Tuesday, March 22, 2011
NFC West teams back kickoff changes
By Mike Sando
NEW ORLEANS -- Two teams with dynamic kickoff returners voted against an NFL rules proposal that could limit returns.
NFC West teams were not among them even though Seattle's Leon Washington and Arizona's LaRod Stephens-Howling could suffer from its passage.
In the end, the NFL opted for a watered-down version of the original proposal by a 26-6 vote at the NFL owners meeting Tuesday. Teams will kick off from their own 35-yard line instead of from the 30. Coverage teams will line up no closer than five yards behind the restraining line before kickoff.
The changes appear likely to produce more touchbacks and less violent collisions during returns, removing from the game numerous chances for injuries. Critics complained that too many restrictions could eliminate an important part of the game.
"Just because it gets kicked into the end zone doesn't mean you can't bring it out," St. Louis Rams coach Steve Spagnuolo said. "That might be an exciting play, when somebody decides three yards deep (to bring it out).
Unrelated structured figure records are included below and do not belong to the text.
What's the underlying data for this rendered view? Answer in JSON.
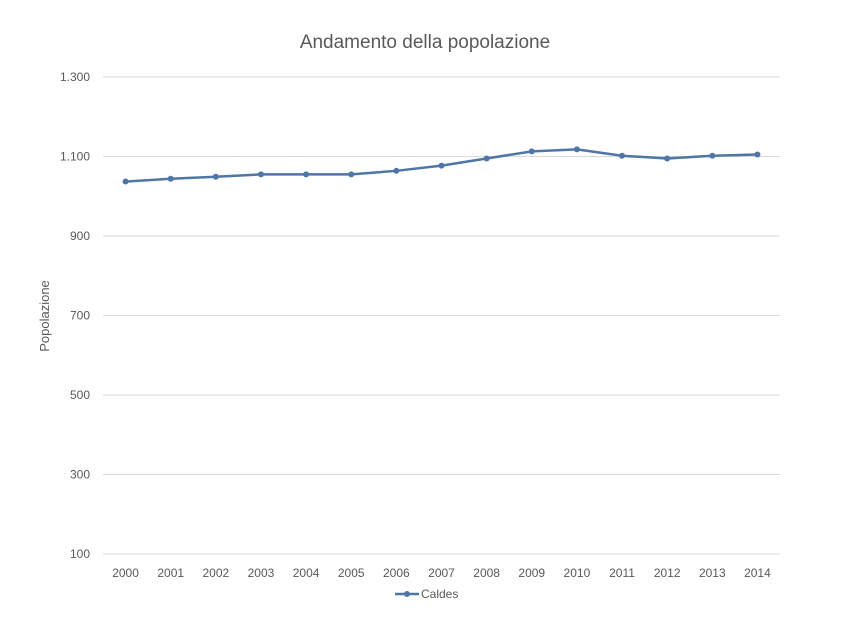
{
  "chart_data": {
    "type": "line",
    "title": "Andamento della popolazione",
    "xlabel": "",
    "ylabel": "Popolazione",
    "categories": [
      "2000",
      "2001",
      "2002",
      "2003",
      "2004",
      "2005",
      "2006",
      "2007",
      "2008",
      "2009",
      "2010",
      "2011",
      "2012",
      "2013",
      "2014"
    ],
    "series": [
      {
        "name": "Caldes",
        "color": "#4f76a6",
        "values": [
          1037,
          1044,
          1049,
          1055,
          1055,
          1055,
          1064,
          1077,
          1095,
          1113,
          1118,
          1102,
          1095,
          1102,
          1105
        ]
      }
    ],
    "ylim": [
      100,
      1300
    ],
    "yticks": [
      100,
      300,
      500,
      700,
      900,
      1100,
      1300
    ],
    "ytick_labels": [
      "100",
      "300",
      "500",
      "700",
      "900",
      "1.100",
      "1.300"
    ],
    "grid": true,
    "legend_position": "bottom"
  }
}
"If you had a kicker that could drop it on the 1, then your guys are five yards closer, maybe you get them inside the 10. I think it would bring in some strategy. But again, the key was the safety."
Owners cast aside two other changes. One would have given teams possession at the 25 instead of the 20 on touchbacks. Another would have eliminated two-man wedge blocks.
Cincinnati, Jacksonville, Oakland, Philadelphia, Cleveland and Chicago voted against the compromise measure. The Bears' Devin Hester and the Browns' Josh Cribbs have ranked among the NFL's top returners over the years, perhaps explaining their teams' opposition.
Washington and Stephens-Howling have been highly productive, too, but their teams favored the compromise proposal in the name of player safety.
"You gotta have an eye toward player safety," Cardinals coach Ken Whisenhunt said. "What this is doing is trying to reduce the number of times that you are exposing players to those injuries without taking away an exciting component of the football game."
Baltimore's John Harbaugh, the only NFL head coach whose background was primarily as a special-teams coach, expects some new strategizing.
"Cover teams may try to pin people," Harbaugh said. "That is why they went from the 25 to the 20 with the touchback, so you have a little more incentive for a touchback. If the ball is coming out to the 25, you might be more willing to take your chances because you are covering from the 35 and with a high-hangtime kick, that is very coverable.
"I still think teams will try that at times, but you are probably pretty likely to try for a touchback if it is going to come back to the 20."